What is the cash flow situation given the lower earnings—has operating cash flow or free cash flow been impacted? | UG (Aug 08, 2025) | Candlesense

What is the cash flow situation given the lower earnings—has operating cash flow or free cash flow been impacted?

Answer

The press release you quoted from United‑Guardian, Inc. (NASDAQ: UG) focuses exclusively on the company’s second‑quarter and six‑month sales and net‑income results. It provides the following quantitative information:

Period Net sales Net income (per share)
Q2 2025 $2,838,225 $0.14
Q2 2024 $3,390,205 $0.21
Q2 2025 vs. Q1 2025 +14 % sales +12 % net income
Six‑month (ended June 30 2025) $5,319,352 $0.26
Six‑month (ended June 30 2024) $6,645,149 $0.41

What the release does not include

  • No figures for operating cash flow (OCF), free cash flow (FCF), capital expenditures, cash balances, or cash‑flow margins.
  • No commentary on cash‑flow trends, working‑capital changes, or cash‑generation initiatives.
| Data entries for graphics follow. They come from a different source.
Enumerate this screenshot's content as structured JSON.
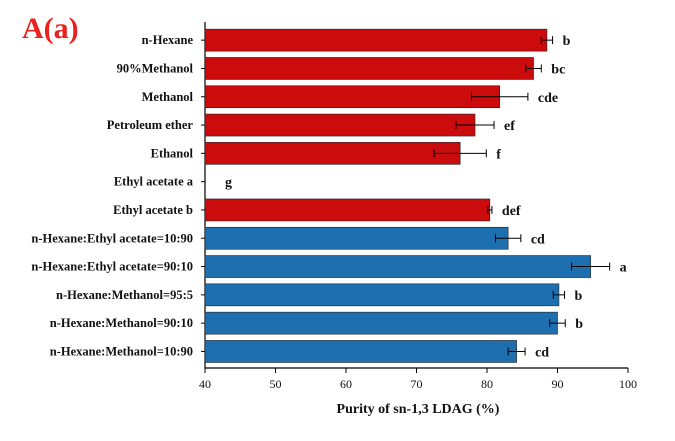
{
  "panel_label": "A(a)",
  "chart_data": {
    "type": "bar",
    "orientation": "horizontal",
    "xlabel": "Purity of sn-1,3 LDAG (%)",
    "ylabel": "",
    "xlim": [
      40,
      100
    ],
    "xticks": [
      40,
      50,
      60,
      70,
      80,
      90,
      100
    ],
    "grid": false,
    "categories": [
      "n-Hexane",
      "90%Methanol",
      "Methanol",
      "Petroleum ether",
      "Ethanol",
      "Ethyl acetate a",
      "Ethyl acetate b",
      "n-Hexane:Ethyl acetate=10:90",
      "n-Hexane:Ethyl acetate=90:10",
      "n-Hexane:Methanol=95:5",
      "n-Hexane:Methanol=90:10",
      "n-Hexane:Methanol=10:90"
    ],
    "values": [
      88.5,
      86.6,
      81.8,
      78.3,
      76.2,
      null,
      80.4,
      83.0,
      94.7,
      90.2,
      90.0,
      84.2
    ],
    "errors": [
      0.8,
      1.1,
      4.0,
      2.7,
      3.7,
      null,
      0.3,
      1.8,
      2.7,
      0.8,
      1.1,
      1.2
    ],
    "significance": [
      "b",
      "bc",
      "cde",
      "ef",
      "f",
      "g",
      "def",
      "cd",
      "a",
      "b",
      "b",
      "cd"
    ],
    "bar_colors": [
      "#cc0c0c",
      "#cc0c0c",
      "#cc0c0c",
      "#cc0c0c",
      "#cc0c0c",
      "#cc0c0c",
      "#cc0c0c",
      "#1e6fb0",
      "#1e6fb0",
      "#1e6fb0",
      "#1e6fb0",
      "#1e6fb0"
    ]
  }
}
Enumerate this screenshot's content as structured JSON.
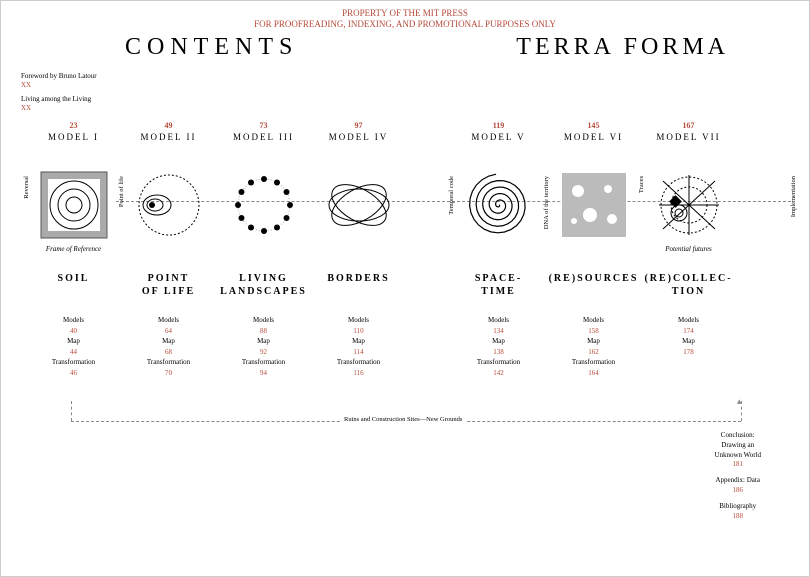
{
  "disclaimer": {
    "line1": "PROPERTY OF THE MIT PRESS",
    "line2": "FOR PROOFREADING, INDEXING, AND PROMOTIONAL PURPOSES ONLY"
  },
  "headings": {
    "left": "CONTENTS",
    "right": "TERRA FORMA"
  },
  "foreword": {
    "l1": "Foreword by Bruno Latour",
    "p1": "XX",
    "l2": "Living among the Living",
    "p2": "XX"
  },
  "models": [
    {
      "page": "23",
      "label": "MODEL I",
      "title": "SOIL",
      "caption": "Frame of Reference",
      "side": "Reversal",
      "sub": {
        "models": "40",
        "map": "44",
        "trans": "46"
      }
    },
    {
      "page": "49",
      "label": "MODEL II",
      "title": "POINT\nOF LIFE",
      "caption": "",
      "side": "Point of life",
      "sub": {
        "models": "64",
        "map": "68",
        "trans": "70"
      }
    },
    {
      "page": "73",
      "label": "MODEL III",
      "title": "LIVING\nLANDSCAPES",
      "caption": "",
      "side": "",
      "sub": {
        "models": "88",
        "map": "92",
        "trans": "94"
      }
    },
    {
      "page": "97",
      "label": "MODEL IV",
      "title": "BORDERS",
      "caption": "",
      "side": "",
      "sub": {
        "models": "110",
        "map": "114",
        "trans": "116"
      }
    },
    {
      "page": "119",
      "label": "MODEL V",
      "title": "SPACE-\nTIME",
      "caption": "",
      "side": "Temporal code",
      "sub": {
        "models": "134",
        "map": "138",
        "trans": "142"
      }
    },
    {
      "page": "145",
      "label": "MODEL VI",
      "title": "(RE)SOURCES",
      "caption": "",
      "side": "DNA of the territory",
      "sub": {
        "models": "158",
        "map": "162",
        "trans": "164"
      }
    },
    {
      "page": "167",
      "label": "MODEL VII",
      "title": "(RE)COLLEC-\nTION",
      "caption": "Potential futures",
      "side": "Traces",
      "sub": {
        "models": "174",
        "map": "178",
        "trans": ""
      }
    }
  ],
  "sub_labels": {
    "models": "Models",
    "map": "Map",
    "trans": "Transformation"
  },
  "ruins": "Ruins and Construction Sites—New Grounds",
  "implementation": "Implementation",
  "back_matter": [
    {
      "t": "Conclusion:\nDrawing an\nUnknown World",
      "p": "181"
    },
    {
      "t": "Appendix: Data",
      "p": "186"
    },
    {
      "t": "Bibliography",
      "p": "188"
    }
  ],
  "colors": {
    "accent": "#b54a3a",
    "line": "#888",
    "text": "#000"
  }
}
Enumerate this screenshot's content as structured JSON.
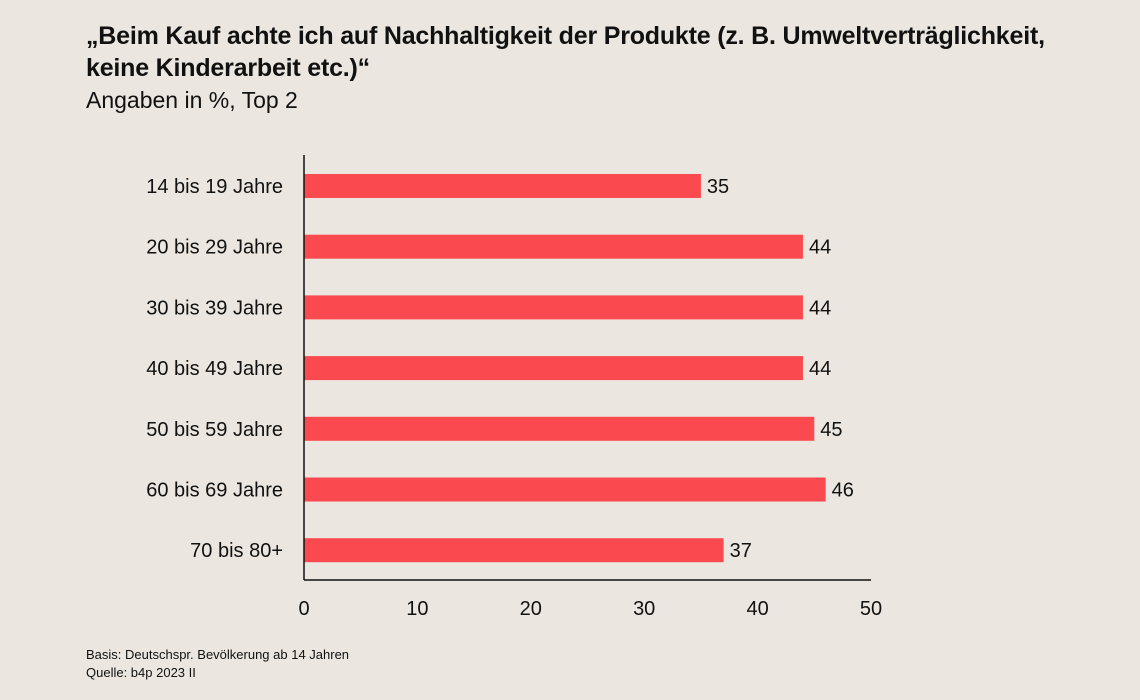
{
  "chart_data": {
    "type": "bar",
    "orientation": "horizontal",
    "title": "„Beim Kauf achte ich auf Nachhaltigkeit der Produkte (z. B. Umweltverträglichkeit, keine Kinderarbeit etc.)“",
    "subtitle": "Angaben in %, Top 2",
    "categories": [
      "14 bis 19 Jahre",
      "20 bis 29 Jahre",
      "30 bis 39 Jahre",
      "40 bis 49 Jahre",
      "50 bis 59 Jahre",
      "60 bis 69 Jahre",
      "70 bis 80+"
    ],
    "values": [
      35,
      44,
      44,
      44,
      45,
      46,
      37
    ],
    "xlim": [
      0,
      50
    ],
    "xticks": [
      0,
      10,
      20,
      30,
      40,
      50
    ],
    "grid": false,
    "bar_color": "#fa4a4f"
  },
  "footer": {
    "basis": "Basis: Deutschspr. Bevölkerung ab 14 Jahren",
    "source": "Quelle: b4p 2023 II"
  }
}
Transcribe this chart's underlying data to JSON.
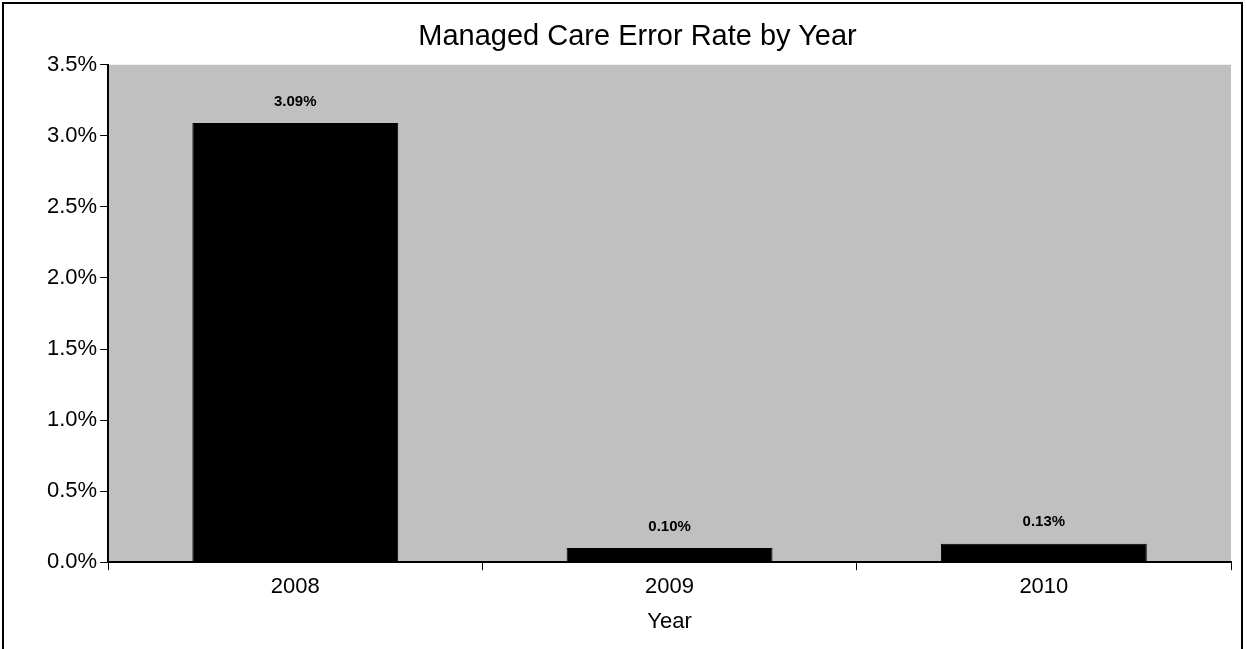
{
  "chart_data": {
    "type": "bar",
    "title": "Managed Care Error Rate by Year",
    "xlabel": "Year",
    "categories": [
      "2008",
      "2009",
      "2010"
    ],
    "series": [
      {
        "color": "#000000",
        "values": [
          3.09,
          0.1,
          0.13
        ],
        "value_labels": [
          "3.09%",
          "0.10%",
          "0.13%"
        ]
      }
    ],
    "ylim": [
      0,
      3.5
    ],
    "yticks": [
      {
        "value": 0,
        "label": "0.0%"
      },
      {
        "value": 0.5,
        "label": "0.5%"
      },
      {
        "value": 1,
        "label": "1.0%"
      },
      {
        "value": 1.5,
        "label": "1.5%"
      },
      {
        "value": 2,
        "label": "2.0%"
      },
      {
        "value": 2.5,
        "label": "2.5%"
      },
      {
        "value": 3,
        "label": "3.0%"
      },
      {
        "value": 3.5,
        "label": "3.5%"
      }
    ],
    "grid": false,
    "legend": false
  }
}
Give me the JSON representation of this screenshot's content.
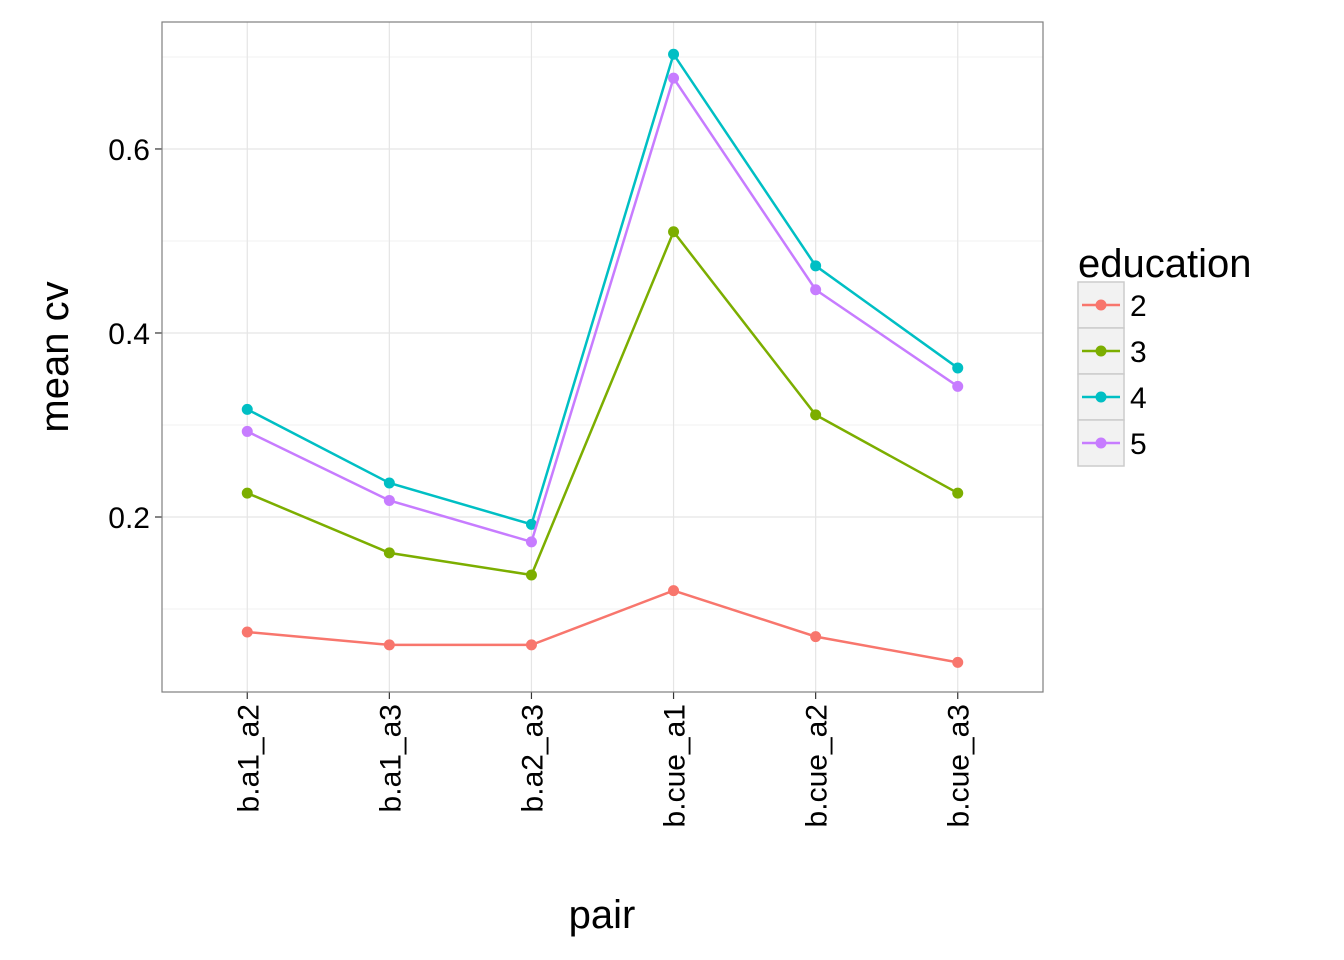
{
  "chart_data": {
    "type": "line",
    "x_label": "pair",
    "y_label": "mean cv",
    "categories": [
      "b.a1_a2",
      "b.a1_a3",
      "b.a2_a3",
      "b.cue_a1",
      "b.cue_a2",
      "b.cue_a3"
    ],
    "series": [
      {
        "name": "2",
        "color": "#F8766D",
        "values": [
          0.075,
          0.061,
          0.061,
          0.12,
          0.07,
          0.042
        ]
      },
      {
        "name": "3",
        "color": "#7CAE00",
        "values": [
          0.226,
          0.161,
          0.137,
          0.51,
          0.311,
          0.226
        ]
      },
      {
        "name": "4",
        "color": "#00BFC4",
        "values": [
          0.317,
          0.237,
          0.192,
          0.703,
          0.473,
          0.362
        ]
      },
      {
        "name": "5",
        "color": "#C77CFF",
        "values": [
          0.293,
          0.218,
          0.173,
          0.677,
          0.447,
          0.342
        ]
      }
    ],
    "legend_title": "education",
    "ylim": [
      0.0098,
      0.738
    ],
    "yticks": [
      {
        "value": 0.2,
        "label": "0.2"
      },
      {
        "value": 0.4,
        "label": "0.4"
      },
      {
        "value": 0.6,
        "label": "0.6"
      }
    ],
    "yminor": [
      0.1,
      0.3,
      0.5,
      0.7
    ],
    "grid": true,
    "legend": "right"
  }
}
Because of that, we cannot directly answer whether operating cash flow or free cash flow has been impacted by the lower earnings. Any assessment of cash‑flow performance would require one of the following sources:

  1. United‑Guardian’s Form 10‑Q (quarterly) or Form 10‑K (annual) filings with the SEC, which contain the “Statement of Cash Flows” and related footnotes.
  2. A full earnings release or investor presentation that includes a cash‑flow reconciliation (e.g., “Operating cash flow: $X million; Free cash flow: $Y million”).
  3. Analyst reports or conference‑call transcripts that discuss cash‑flow generation relative to earnings.

Why cash‑flow impact is a relevant question

  • Lower net income (down from $956,225 to $626,826 in Q2) reduces the earnings‑based component of cash‑flow calculations (e.g., net income plus non‑cash adjustments). However, cash generated from operations can still be stable or even improve if, for example, the company reduces working‑capital needs, improves collection of receivables, or controls inventory.
  • Revenue decline (sales down ~16 % year‑over‑year) can affect cash inflows, but the magnitude of the impact depends on gross‑margin trends, pricing, and cost‑structure changes.

Potential scenarios (purely illustrative, not based on disclosed data)

Scenario Expected OCF impact Expected FCF impact
Cost‑control offsets revenue drop – operating expenses fall proportionally with sales. OCF may hold steady or decline modestly. If capex remains unchanged, FCF follows OCF.
Higher working‑capital efficiency – faster collections, lower inventory. OCF could be neutral or even rise despite lower earnings. Same as OCF, assuming capex unchanged.
No operational efficiency gains – expenses stay flat while sales fall. OCF would likely decline in line with earnings. FCF would decline further if capex is maintained or increased.

What to do next

  • Check United‑Guardian’s latest SEC filings (e.g., the Form 10‑Q for the quarter ending June 30 2025). The cash‑flow statement will show:
    • Operating cash flow for the quarter and six‑month period.
    • Capital expenditures (to compute free cash flow).
    • Cash‑flow per share and any changes in cash balances.
  • Review the investor‑relations section of United‑Guardian’s website for any supplemental slides or a “Management Discussion & Analysis (MD&A)” that often highlights cash‑flow trends.
  • Listen to the earnings‑call webcast (if available). Executives frequently address cash‑generation, liquidity, and capital‑allocation plans when earnings dip.

Bottom line

Based solely on the information in the provided news release, we cannot determine the status of operating cash flow or free cash flow for United‑Guardian. To assess the cash‑flow impact of the lower earnings, you’ll need to consult the company’s SEC filings, a more detailed earnings release, or related investor communications that include a cash‑flow statement.